Sur les autres demandes :
La SARL PRANA ENVIRONNEMENT, substituant dans la direction le Lycée JEHAN DUPERIER, et auteur d’une faute inexcusable, qui succombe, doit être tenue aux entiers dépens, sur le fondement des dispositions de l’article 696 du Code de Procédure Civile applicable en vertu du paragraphe II de l’article R.142-1-A du Code de la Sécurité Sociale.
Succombant à l’instance et étant condamnée aux dépens, elle est condamnée à verser à [M] [F] la somme de DEUX MILLE CINQ CENTS EUROS (2.500 Euros) sur le fondement de l’article 700 du Code de Procédure Civile applicable en vertu du paragraphe II de l’article R.142-1-A du Code de la Sécurité Sociale.
S’agissant des décisions rendues en matière de sécurité sociale, l’exécution provisoire est facultative, en application de l’article R.142-10-6 du Code de la Sécurité Sociale. L’exécution provisoire, qui est nécessaire et compatible avec la nature de la décision, doit être ordonnée à hauteur des deux tiers des sommes allouées.

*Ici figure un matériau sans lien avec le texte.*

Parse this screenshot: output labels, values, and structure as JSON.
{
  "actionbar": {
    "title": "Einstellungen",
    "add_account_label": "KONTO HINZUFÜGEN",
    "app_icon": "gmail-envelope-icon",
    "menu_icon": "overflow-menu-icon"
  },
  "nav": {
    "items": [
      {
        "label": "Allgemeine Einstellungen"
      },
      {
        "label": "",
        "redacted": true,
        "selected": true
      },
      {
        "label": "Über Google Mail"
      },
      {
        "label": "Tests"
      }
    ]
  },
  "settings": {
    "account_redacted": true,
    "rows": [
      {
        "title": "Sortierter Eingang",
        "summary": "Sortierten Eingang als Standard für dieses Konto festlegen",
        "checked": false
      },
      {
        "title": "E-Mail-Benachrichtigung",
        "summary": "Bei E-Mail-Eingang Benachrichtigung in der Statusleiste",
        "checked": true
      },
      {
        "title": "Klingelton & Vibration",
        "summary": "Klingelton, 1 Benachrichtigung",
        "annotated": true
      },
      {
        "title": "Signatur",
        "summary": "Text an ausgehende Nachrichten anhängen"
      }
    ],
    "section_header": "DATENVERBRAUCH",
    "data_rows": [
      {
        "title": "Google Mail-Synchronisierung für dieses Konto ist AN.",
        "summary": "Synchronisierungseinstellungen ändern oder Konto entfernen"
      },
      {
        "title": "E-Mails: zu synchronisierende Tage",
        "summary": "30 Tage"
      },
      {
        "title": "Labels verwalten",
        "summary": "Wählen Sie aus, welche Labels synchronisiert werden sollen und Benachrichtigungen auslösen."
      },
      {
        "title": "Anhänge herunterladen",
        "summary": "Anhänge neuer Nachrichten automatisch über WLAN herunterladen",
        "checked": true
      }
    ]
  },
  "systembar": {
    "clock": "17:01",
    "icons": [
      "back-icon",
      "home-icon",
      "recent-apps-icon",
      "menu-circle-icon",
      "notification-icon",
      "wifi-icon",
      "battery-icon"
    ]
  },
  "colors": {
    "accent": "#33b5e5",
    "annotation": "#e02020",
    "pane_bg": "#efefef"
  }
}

N° RG 19/02115 – N° Portalis DBX6-W-B7D-TV5N
PAR CES MOTIFS
Le Tribunal Judiciaire de BORDEAUX, statuant par décision contradictoire, rendue par mise à disposition au greffe et en premier ressort,
FIXE l’indemnisation complémentaire de [M] [F] à hauteur de TRENTE-SIX MILLE TROIS CENT QUARANTE-HUIT EUROS et cinquante centimes (36.348,50 Euros) décomposée ainsi comme suit :
— HUIT MILLE EUROS (8.000 Euros) au titre des souffrances endurées,
— CINQ MILLE EUROS (5.000 Euros) au titre des préjudices esthétiques temporaire et permanent,
— TROIS CENT QUARANTE-QUATRE EUROS et cinquante centimes (344,50 Euros) au titre du déficit fonctionnel temporaire,
— SEPT CENT QUATRE EUROS (704 Euros) au titre de l’assistance par une tierce personne,
— DEUX MILLE CINQ CENTS EUROS (2.500 Euros) au titre du préjudice de formation,
— DIX-NEUF MILLE HUIT CENTS EUROS (19.800 Euros) au titre du préjudice fonctionnel permanent,
avec les intérêts au taux légal à compter du présent jugement,
DÉBOUTE [M] [F] de sa demande d’indemnisation formée au titre d’un préjudice d’agrément,
RAPPELLE que la Caisse Primaire d’Assurance Maladie de la GIRONDE est tenue de verser directement à [M] [F] les sommes dues au titre de l’indemnisation complémentaire, après avoir déduit la provision de TROIS MILLE EUROS (3.000 Euros) allouée par jugement du 14 Juin 2022,
RAPPELLE que la Caisse Primaire d’Assurance Maladie de la GIRONDE pourra recouvrer le montant de l’indemnisation complémentaire et majorations accordées à [M] [F] à l’encontre du Lycée JEHAN DUPERIER, qui est condamnée à ce titre, ainsi qu’au remboursement des frais de l’expertise,
RAPPELLE que la SARL PRANA ENVIRONNEMENT est tenue de garantir le Lycée JEHAN DUPERIER à hauteur de 80% des sommes allouées au titre des préjudices personnels ainsi que de l’intégralité de la rente majorée et des frais d’expertise,
CONDAMNE la SARL PRANA ENVIRONNEMENT aux entiers dépens,
CONDAMNE la SARL PRANA ENVIRONNEMENT à verser à [M] [F] la somme de DEUX MILLE CINQ CENTS EUROS (2.500 Euros) au titre de ses frais irrépétibles,
Ordonne l’exécution provisoire de la présente décision à hauteur des deux tiers des sommes allouées.
Ainsi jugé et mis à disposition au greffe du tribunal le 22 Janvier 2026 et signé par la Présidente et la Greffière.